If an obviously Slavic sentence contains “in”, that’s Slovenian. No other Slavic language has it.
Slovenian ‘in’ = Russian ‘i’ (‘and’).
Sorbs could read it in German, and Slavo-Macedonians would have no problem with Bulgarian.
The official romanization of Bulgarian since 2009 uses Latin a for both а and ъ, stupidly. The 2002 dictionary used ă for the latter a la Romanian, but it didn’t catch on. Also, more excusably, you don’t know if zh represents ж or зх (as in изход ‘gate’).
And blah, and blah, and blahdideblah, and other lorem ipsum to make this get past the spam filter despite having a bit of Cyrillic in it.
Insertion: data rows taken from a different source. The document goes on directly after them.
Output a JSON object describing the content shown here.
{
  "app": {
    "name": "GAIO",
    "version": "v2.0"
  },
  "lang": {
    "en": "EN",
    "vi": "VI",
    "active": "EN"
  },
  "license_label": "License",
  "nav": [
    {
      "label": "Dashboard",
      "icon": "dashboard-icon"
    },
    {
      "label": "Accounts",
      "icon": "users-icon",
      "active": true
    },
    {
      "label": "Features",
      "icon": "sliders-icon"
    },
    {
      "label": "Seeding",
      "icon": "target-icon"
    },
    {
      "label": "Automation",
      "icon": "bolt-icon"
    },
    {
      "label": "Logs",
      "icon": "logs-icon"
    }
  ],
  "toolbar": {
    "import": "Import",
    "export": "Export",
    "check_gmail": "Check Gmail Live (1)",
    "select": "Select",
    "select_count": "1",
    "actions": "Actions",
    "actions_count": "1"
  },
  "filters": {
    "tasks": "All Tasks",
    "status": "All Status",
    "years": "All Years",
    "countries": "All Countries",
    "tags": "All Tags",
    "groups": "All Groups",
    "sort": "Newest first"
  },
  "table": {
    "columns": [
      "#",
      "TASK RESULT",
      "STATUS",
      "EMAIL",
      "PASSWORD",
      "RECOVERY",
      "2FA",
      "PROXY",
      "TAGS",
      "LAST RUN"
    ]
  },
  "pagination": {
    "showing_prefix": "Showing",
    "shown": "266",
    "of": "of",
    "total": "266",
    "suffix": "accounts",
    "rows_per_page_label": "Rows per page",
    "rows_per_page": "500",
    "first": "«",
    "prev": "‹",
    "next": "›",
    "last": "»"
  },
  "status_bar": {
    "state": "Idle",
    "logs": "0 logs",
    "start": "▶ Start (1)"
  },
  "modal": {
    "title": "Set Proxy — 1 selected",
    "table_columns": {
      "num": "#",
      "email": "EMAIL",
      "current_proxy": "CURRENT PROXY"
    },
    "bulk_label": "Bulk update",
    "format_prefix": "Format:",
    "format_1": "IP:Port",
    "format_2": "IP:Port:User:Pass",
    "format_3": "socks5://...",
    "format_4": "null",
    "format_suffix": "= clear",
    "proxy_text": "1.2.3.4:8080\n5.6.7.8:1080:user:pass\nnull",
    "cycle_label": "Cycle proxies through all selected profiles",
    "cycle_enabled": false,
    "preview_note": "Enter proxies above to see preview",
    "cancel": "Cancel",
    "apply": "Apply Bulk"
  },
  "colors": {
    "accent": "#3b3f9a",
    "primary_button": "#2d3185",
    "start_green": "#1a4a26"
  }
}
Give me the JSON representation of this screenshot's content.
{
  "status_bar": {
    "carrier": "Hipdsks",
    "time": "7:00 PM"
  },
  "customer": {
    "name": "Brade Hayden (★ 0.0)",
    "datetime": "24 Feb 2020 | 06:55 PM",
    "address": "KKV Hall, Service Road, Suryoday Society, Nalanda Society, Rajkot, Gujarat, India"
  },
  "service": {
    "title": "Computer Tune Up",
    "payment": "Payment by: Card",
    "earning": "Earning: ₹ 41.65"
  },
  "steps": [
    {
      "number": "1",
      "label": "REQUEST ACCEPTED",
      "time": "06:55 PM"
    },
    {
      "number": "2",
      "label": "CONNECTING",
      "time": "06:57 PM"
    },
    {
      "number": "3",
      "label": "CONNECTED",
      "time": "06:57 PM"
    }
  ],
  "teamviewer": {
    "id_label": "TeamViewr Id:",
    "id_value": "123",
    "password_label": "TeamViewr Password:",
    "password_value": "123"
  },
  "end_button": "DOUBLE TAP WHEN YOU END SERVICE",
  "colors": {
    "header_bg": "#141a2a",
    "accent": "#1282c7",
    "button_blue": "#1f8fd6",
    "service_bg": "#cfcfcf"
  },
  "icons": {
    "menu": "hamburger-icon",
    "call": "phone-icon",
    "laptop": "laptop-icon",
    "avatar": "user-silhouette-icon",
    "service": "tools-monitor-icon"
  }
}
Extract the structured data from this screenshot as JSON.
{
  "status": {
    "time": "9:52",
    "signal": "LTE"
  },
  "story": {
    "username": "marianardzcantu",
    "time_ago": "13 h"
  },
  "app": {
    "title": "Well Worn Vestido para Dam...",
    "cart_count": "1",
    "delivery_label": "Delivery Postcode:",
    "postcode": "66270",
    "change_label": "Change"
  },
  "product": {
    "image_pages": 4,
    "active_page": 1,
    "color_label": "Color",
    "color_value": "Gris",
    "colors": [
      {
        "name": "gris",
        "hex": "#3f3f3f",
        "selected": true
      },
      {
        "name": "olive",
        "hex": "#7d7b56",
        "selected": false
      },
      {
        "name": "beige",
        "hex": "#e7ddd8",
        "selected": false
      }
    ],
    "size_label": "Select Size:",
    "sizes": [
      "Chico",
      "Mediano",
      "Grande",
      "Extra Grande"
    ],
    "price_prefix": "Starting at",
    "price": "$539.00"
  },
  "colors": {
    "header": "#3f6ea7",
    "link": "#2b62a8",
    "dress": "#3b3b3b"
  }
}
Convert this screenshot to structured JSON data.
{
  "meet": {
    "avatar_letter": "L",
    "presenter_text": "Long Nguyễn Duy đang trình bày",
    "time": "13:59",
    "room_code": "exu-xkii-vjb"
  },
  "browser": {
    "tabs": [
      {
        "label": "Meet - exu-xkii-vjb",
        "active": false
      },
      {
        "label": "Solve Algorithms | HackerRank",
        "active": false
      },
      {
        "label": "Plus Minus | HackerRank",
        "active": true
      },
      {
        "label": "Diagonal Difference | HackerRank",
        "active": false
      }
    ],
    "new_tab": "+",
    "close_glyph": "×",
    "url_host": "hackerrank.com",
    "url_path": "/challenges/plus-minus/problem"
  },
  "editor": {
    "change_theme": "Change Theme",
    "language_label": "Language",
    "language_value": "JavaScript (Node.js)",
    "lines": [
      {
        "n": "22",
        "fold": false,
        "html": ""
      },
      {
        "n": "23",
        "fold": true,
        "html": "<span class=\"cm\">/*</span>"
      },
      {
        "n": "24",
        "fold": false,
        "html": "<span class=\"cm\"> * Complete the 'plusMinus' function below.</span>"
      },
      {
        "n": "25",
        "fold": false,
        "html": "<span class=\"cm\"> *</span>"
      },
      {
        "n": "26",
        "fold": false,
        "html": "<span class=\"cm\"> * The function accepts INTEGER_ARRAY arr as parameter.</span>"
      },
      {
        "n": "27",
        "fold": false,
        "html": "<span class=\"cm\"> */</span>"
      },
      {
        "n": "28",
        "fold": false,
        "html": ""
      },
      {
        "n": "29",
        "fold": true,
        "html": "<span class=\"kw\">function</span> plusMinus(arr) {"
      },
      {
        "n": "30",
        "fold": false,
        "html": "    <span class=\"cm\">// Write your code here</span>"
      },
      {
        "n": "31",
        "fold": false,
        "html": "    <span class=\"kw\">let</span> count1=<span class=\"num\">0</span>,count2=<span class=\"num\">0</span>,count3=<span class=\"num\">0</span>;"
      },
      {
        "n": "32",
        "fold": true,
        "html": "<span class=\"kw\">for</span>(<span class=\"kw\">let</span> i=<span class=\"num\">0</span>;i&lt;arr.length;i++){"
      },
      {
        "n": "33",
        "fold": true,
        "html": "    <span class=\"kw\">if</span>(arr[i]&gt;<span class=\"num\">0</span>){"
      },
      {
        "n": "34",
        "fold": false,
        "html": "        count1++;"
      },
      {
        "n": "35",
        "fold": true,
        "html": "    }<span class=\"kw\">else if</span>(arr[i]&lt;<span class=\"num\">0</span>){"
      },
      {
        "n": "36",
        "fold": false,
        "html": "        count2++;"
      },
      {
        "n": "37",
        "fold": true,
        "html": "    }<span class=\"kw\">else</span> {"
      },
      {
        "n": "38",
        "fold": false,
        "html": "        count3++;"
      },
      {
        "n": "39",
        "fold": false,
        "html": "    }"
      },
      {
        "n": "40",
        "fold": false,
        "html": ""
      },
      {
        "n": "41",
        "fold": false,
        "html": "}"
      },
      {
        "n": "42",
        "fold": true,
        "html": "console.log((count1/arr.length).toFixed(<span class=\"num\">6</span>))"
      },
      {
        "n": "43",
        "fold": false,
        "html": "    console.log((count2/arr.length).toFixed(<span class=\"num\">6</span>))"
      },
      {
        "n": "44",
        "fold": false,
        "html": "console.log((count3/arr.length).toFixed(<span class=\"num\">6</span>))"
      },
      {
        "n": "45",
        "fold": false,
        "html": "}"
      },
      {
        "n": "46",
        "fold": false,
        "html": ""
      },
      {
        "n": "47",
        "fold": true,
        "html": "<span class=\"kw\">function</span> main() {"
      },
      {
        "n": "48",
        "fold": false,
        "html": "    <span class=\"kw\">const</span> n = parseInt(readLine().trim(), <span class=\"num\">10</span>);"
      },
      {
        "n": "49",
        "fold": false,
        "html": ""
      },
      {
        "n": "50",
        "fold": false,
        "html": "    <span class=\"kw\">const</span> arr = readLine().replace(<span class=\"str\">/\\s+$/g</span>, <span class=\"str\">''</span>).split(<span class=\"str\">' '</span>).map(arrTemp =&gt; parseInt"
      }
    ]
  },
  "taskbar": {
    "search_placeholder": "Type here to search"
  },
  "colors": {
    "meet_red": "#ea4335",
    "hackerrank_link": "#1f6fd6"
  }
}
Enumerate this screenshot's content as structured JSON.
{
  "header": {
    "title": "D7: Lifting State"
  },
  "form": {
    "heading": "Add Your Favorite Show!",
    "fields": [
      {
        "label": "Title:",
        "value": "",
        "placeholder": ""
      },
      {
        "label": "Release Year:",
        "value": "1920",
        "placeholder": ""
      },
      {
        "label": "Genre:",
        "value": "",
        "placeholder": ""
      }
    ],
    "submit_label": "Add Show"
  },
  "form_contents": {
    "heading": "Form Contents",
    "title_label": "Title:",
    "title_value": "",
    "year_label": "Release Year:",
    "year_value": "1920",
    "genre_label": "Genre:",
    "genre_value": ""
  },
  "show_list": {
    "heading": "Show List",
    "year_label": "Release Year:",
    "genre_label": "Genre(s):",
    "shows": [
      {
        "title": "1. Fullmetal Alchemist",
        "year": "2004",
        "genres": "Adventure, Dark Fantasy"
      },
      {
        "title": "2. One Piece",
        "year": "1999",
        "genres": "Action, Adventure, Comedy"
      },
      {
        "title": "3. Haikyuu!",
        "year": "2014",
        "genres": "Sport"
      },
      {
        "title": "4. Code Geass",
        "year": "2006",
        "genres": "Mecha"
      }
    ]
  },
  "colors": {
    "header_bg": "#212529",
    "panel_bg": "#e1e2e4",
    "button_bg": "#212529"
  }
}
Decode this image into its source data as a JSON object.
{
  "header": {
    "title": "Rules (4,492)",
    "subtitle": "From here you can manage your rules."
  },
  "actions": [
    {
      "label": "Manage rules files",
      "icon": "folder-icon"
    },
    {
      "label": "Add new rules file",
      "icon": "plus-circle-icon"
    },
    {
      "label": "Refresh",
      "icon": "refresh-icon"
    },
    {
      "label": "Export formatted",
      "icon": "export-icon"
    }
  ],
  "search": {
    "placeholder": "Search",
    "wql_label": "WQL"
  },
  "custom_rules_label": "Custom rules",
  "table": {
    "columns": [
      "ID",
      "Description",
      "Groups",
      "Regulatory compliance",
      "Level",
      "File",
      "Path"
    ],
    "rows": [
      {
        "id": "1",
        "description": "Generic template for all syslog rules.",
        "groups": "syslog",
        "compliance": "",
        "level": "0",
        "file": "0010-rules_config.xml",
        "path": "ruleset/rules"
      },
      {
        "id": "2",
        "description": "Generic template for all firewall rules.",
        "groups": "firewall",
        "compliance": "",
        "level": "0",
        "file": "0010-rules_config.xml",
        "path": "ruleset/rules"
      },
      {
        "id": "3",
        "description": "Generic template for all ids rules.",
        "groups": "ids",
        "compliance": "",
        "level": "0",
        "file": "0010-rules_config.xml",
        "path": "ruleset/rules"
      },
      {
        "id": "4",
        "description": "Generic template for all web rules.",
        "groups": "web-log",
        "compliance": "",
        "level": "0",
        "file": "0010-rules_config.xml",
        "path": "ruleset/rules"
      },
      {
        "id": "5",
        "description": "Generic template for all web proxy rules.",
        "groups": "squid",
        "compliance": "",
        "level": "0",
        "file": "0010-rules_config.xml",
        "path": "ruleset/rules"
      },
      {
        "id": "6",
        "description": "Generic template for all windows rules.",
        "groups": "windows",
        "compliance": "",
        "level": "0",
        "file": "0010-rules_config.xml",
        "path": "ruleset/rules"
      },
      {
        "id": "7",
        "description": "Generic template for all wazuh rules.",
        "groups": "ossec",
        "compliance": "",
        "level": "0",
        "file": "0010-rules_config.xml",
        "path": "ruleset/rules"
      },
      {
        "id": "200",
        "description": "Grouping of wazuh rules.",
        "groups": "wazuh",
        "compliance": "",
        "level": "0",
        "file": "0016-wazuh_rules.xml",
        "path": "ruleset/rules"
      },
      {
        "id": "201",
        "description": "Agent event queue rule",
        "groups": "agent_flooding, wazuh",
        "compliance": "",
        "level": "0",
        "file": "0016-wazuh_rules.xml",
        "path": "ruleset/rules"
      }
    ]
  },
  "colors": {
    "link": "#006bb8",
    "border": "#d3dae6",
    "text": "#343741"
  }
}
I have next to no idea of the aorist.
As Pāṇini said: a a.
…but that may not have been available before 1991 or even later.
I assume most Macedonians at that time would have been literate in FYLOSC and would have read that in that language, if interested.
FWIW, the Macedonian Wikipedia page for the book doesn’t mention any Macedonian translation, and no Sorbian WP page for the book seems to exist.
KAKO SE KALEŠE ČELIKOT; “Detska radost”, Skopje, 1979
The official romanization of Bulgarian since 2009 uses Latin a for both а and ъ, stupidly.
I think I’ve seen a version that used Latin u for both у and ъ… which admittedly probably isn’t much better.
The problems with sh/zh (i.e. that they could be ш/ж or сх/зх) are endemic to Cyrillic transliteration; Russian has the same problem (somewhat tempered by the extreme rarity* of зх, but сх/ш has plenty of minimal pairs). The usual solution is to either render х as kh (not ch – that’s ч), or invent new letters for ш/ж (and at that point usually for ч as well).
*) and I do mean extreme rarity – it only occurs in some abbreviations, a bunch of foreign place names, a few exotic foreign words, several surnames, and some obsolete spellings; everywhere else it became сх
Kazakh Latin is even worse. According to new standard, the name of the ancestor of Kazakh Khans is to be written in Latin script as Shyngyshan.
Kazakh Latin is even worse.
Well, at least I think they’ve moved on from the standard that gave us Y’i’ki’pedi’i’a…
I could understand Shyngys’han (cf. Chang’an), but maybe they were in the throes of a reaction against apostrophes.
cf. Chang’an
Чанъань in Russian, conveniently using the hard sign separator.